At their most compelling, this and the previous God Of War do a fair job of advocating for change without pretending that there are any easy solutions to an intrinsically violent world. This is change earned not through clean, crushing victories but incremental negotiations that may still involve yesteryear’s destructive methods, but tempered by self-mastery and empathy even for your abusers.
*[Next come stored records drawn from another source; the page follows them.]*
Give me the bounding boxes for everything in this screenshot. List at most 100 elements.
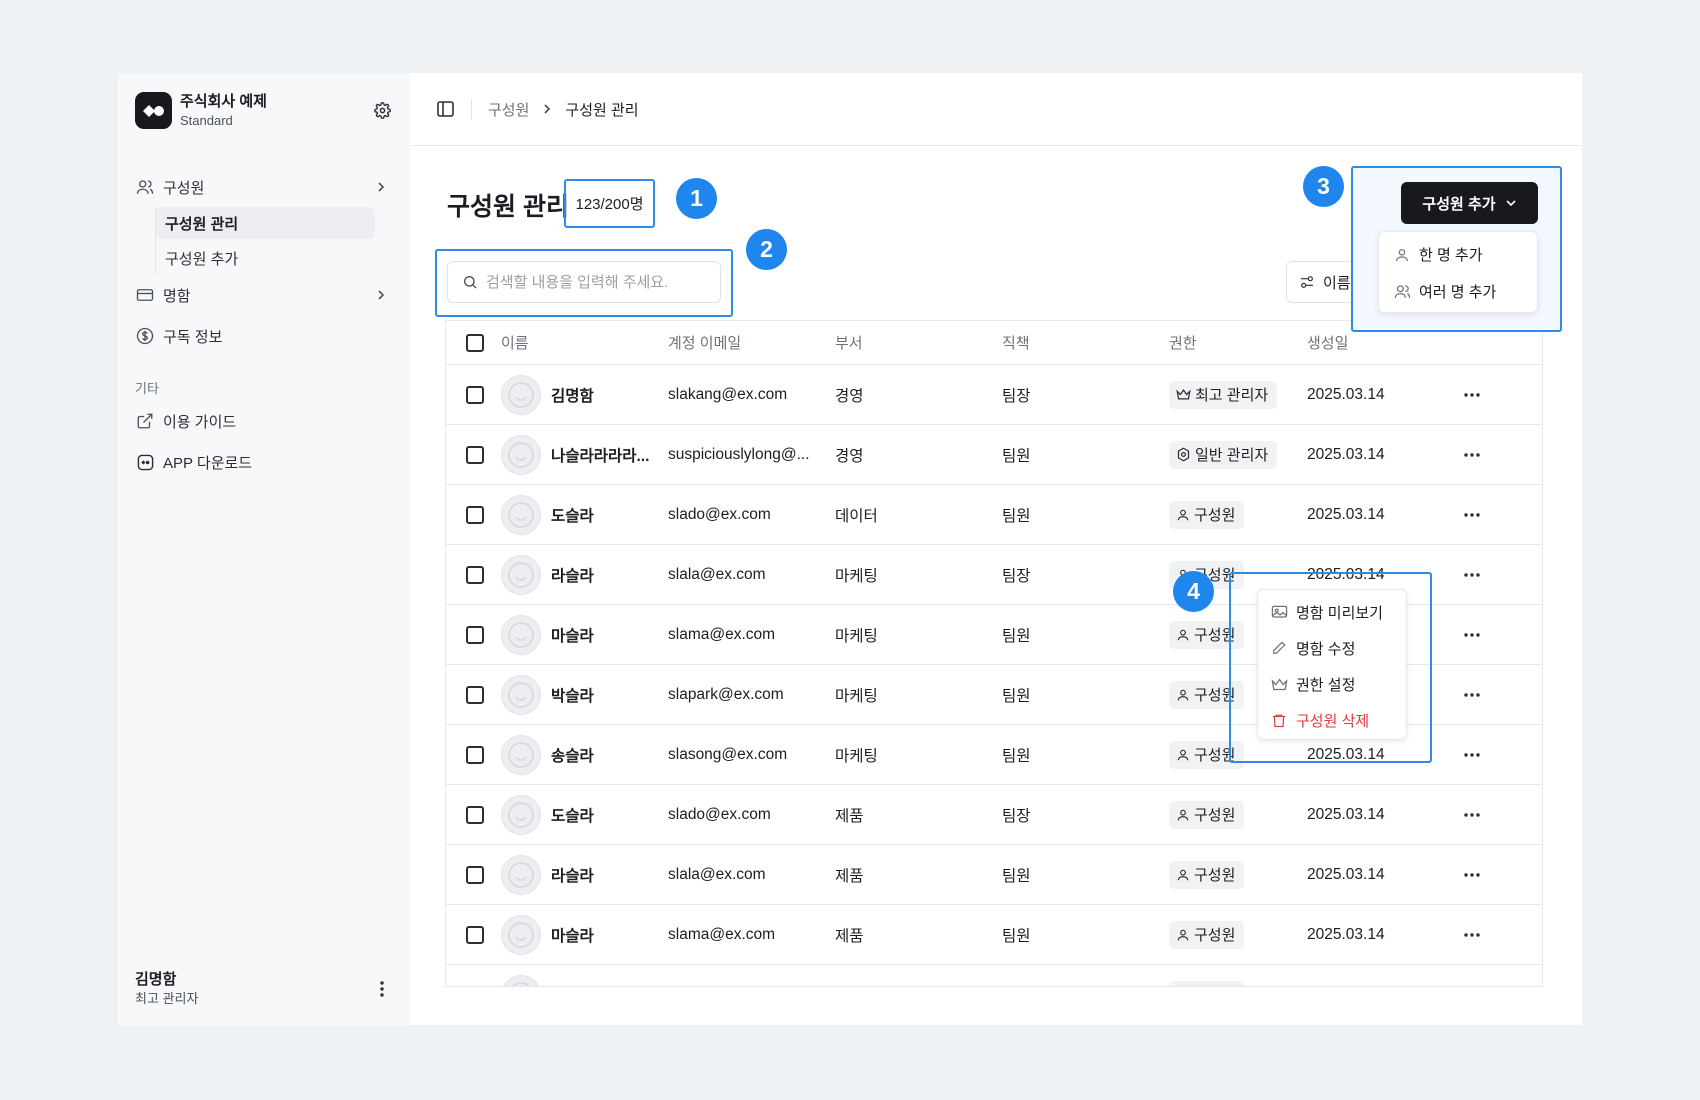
main-content: 구성원 구성원 관리 구성원 관리 123/200명 1 2 이름	[410, 73, 1582, 1025]
member-name: 나슬라라라라...	[551, 447, 650, 465]
menu-item-add-many[interactable]: 여러 명 추가	[1379, 273, 1537, 310]
row-checkbox[interactable]	[465, 865, 484, 884]
sidebar-item-member-add[interactable]: 구성원 추가	[156, 242, 393, 274]
menu-item-delete-member[interactable]: 구성원 삭제	[1258, 702, 1406, 738]
sidebar-item-app-download[interactable]: APP 다운로드	[135, 445, 393, 479]
column-header-name[interactable]: 이름	[501, 332, 668, 353]
image-card-icon	[1270, 603, 1288, 621]
row-checkbox[interactable]	[465, 925, 484, 944]
avatar	[501, 554, 541, 595]
member-dept: 제품	[835, 867, 864, 885]
role-badge: 최고 관리자	[1169, 380, 1278, 409]
more-horizontal-icon[interactable]	[1461, 744, 1483, 766]
table-row[interactable]: 도슬라 slado@ex.com 데이터 팀원 구성원 2025.03.14	[446, 485, 1542, 545]
shield-icon	[1176, 447, 1191, 462]
table-row[interactable]: 나슬라라라라... suspiciouslylong@... 경영 팀원 일반 관리자 2…	[446, 425, 1542, 485]
member-name: 라슬라	[551, 567, 594, 585]
column-header-date[interactable]: 생성일	[1307, 332, 1455, 353]
member-email: slala@ex.com	[668, 865, 766, 883]
row-checkbox[interactable]	[465, 805, 484, 824]
search-callout	[435, 249, 733, 317]
more-horizontal-icon[interactable]	[1461, 564, 1483, 586]
sidebar: 주식회사 예제 Standard 구성원 구성원 관리 구성원 추가 명함 구독…	[118, 73, 410, 1025]
row-checkbox[interactable]	[465, 565, 484, 584]
member-title: 팀원	[1002, 927, 1031, 945]
gear-icon[interactable]	[371, 100, 393, 122]
menu-item-permission[interactable]: 권한 설정	[1258, 666, 1406, 702]
search-input[interactable]	[486, 273, 706, 291]
pencil-icon	[1270, 639, 1288, 657]
member-email: slasong@ex.com	[668, 745, 788, 763]
member-email: slado@ex.com	[668, 505, 771, 523]
member-dept: 제품	[835, 984, 1002, 987]
more-horizontal-icon[interactable]	[1461, 624, 1483, 646]
role-badge: 구성원	[1169, 860, 1245, 889]
member-created-date: 2025.03.14	[1307, 805, 1385, 823]
member-name: 라슬라	[551, 867, 594, 885]
table-row[interactable]: 마슬라 slama@ex.com 제품 팀원 구성원 2025.03.14	[446, 905, 1542, 965]
member-title: 팀원	[1002, 687, 1031, 705]
select-all-checkbox[interactable]	[465, 333, 484, 352]
menu-item-card-preview[interactable]: 명함 미리보기	[1258, 594, 1406, 630]
sidebar-nav: 구성원 구성원 관리 구성원 추가 명함 구독 정보 기타 이용 가이드 APP…	[135, 170, 393, 479]
current-user: 김명함 최고 관리자	[135, 971, 393, 1007]
menu-item-add-one[interactable]: 한 명 추가	[1379, 236, 1537, 273]
more-vertical-icon[interactable]	[371, 978, 393, 1000]
more-horizontal-icon[interactable]	[1461, 864, 1483, 886]
sidebar-toggle-icon[interactable]	[435, 99, 455, 119]
add-member-callout: 구성원 추가 한 명 추가 여러 명 추가	[1351, 166, 1562, 332]
member-dept: 마케팅	[835, 687, 878, 705]
sidebar-item-members[interactable]: 구성원	[135, 170, 393, 204]
member-name: 박슬라	[551, 984, 594, 987]
row-checkbox[interactable]	[465, 625, 484, 644]
more-horizontal-icon[interactable]	[1461, 384, 1483, 406]
row-checkbox[interactable]	[465, 505, 484, 524]
person-icon	[1176, 868, 1190, 882]
member-dept: 마케팅	[835, 747, 878, 765]
table-row[interactable]: 김명함 slakang@ex.com 경영 팀장 최고 관리자 2025.03.14	[446, 365, 1542, 425]
org-name: 주식회사 예제	[180, 92, 267, 110]
row-checkbox[interactable]	[465, 985, 484, 986]
menu-item-label: 한 명 추가	[1419, 247, 1483, 264]
more-horizontal-icon[interactable]	[1461, 984, 1483, 987]
column-header-role[interactable]: 권한	[1169, 332, 1307, 353]
avatar	[501, 434, 541, 475]
trash-icon	[1270, 711, 1288, 729]
row-checkbox[interactable]	[465, 385, 484, 404]
table-row[interactable]: 박슬라 slapark@ex.com제품팀원 구성원 2025.03.14	[446, 965, 1542, 987]
member-title: 팀장	[1002, 387, 1031, 405]
column-header-title[interactable]: 직책	[1002, 332, 1169, 353]
column-header-email[interactable]: 계정 이메일	[668, 332, 835, 353]
member-name: 마슬라	[551, 627, 594, 645]
role-badge: 구성원	[1169, 500, 1245, 529]
table-row[interactable]: 라슬라 slala@ex.com 제품 팀원 구성원 2025.03.14	[446, 845, 1542, 905]
row-checkbox[interactable]	[465, 445, 484, 464]
member-created-date: 2025.03.14	[1307, 385, 1385, 403]
more-horizontal-icon[interactable]	[1461, 444, 1483, 466]
add-member-button[interactable]: 구성원 추가	[1401, 182, 1538, 224]
column-header-dept[interactable]: 부서	[835, 332, 1002, 353]
sidebar-item-label: 구독 정보	[163, 328, 223, 346]
member-title: 팀원	[1002, 627, 1031, 645]
user-name: 김명함	[135, 971, 177, 988]
row-checkbox[interactable]	[465, 685, 484, 704]
sidebar-item-guide[interactable]: 이용 가이드	[135, 404, 393, 438]
add-member-label: 구성원 추가	[1422, 195, 1496, 213]
table-row[interactable]: 도슬라 slado@ex.com 제품 팀장 구성원 2025.03.14	[446, 785, 1542, 845]
menu-item-label: 여러 명 추가	[1419, 284, 1497, 301]
more-horizontal-icon[interactable]	[1461, 804, 1483, 826]
more-horizontal-icon[interactable]	[1461, 504, 1483, 526]
breadcrumb-parent[interactable]: 구성원	[488, 99, 529, 120]
sidebar-item-member-management[interactable]: 구성원 관리	[156, 207, 375, 239]
external-link-icon	[135, 411, 155, 431]
more-horizontal-icon[interactable]	[1461, 924, 1483, 946]
sidebar-item-cards[interactable]: 명함	[135, 278, 393, 312]
avatar	[501, 614, 541, 655]
more-horizontal-icon[interactable]	[1461, 684, 1483, 706]
row-checkbox[interactable]	[465, 745, 484, 764]
sidebar-item-subscription[interactable]: 구독 정보	[135, 319, 393, 353]
menu-item-card-edit[interactable]: 명함 수정	[1258, 630, 1406, 666]
member-name: 송슬라	[551, 747, 594, 765]
member-created-date: 2025.03.14	[1307, 445, 1385, 463]
avatar	[501, 734, 541, 775]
All of which may sound perilously like a political manifesto. Ragnarök doesn’t push its topicality, but there are obvious parallels between, say, its portrayal of preapocalyptic fimbulwinter and the climate crisis (just as in the real world, it’s about intensifying climate extremes rather than simply warming or cooling). The enormous wall separating Asgard from mortal refugees speaks to Trump-era border politics, while the subjugation of the dwarves as Asgard’s manufacturing base points to the western outsourcing of manual labour to people in former colonies with fewer workplace rights. Ragnarök makes the case that such systemic abuses need to be carefully undone using any methods available, even as it struggles to square this takeaway with its own age-old imperial campaign formula of clearing regions of rewards and enemies.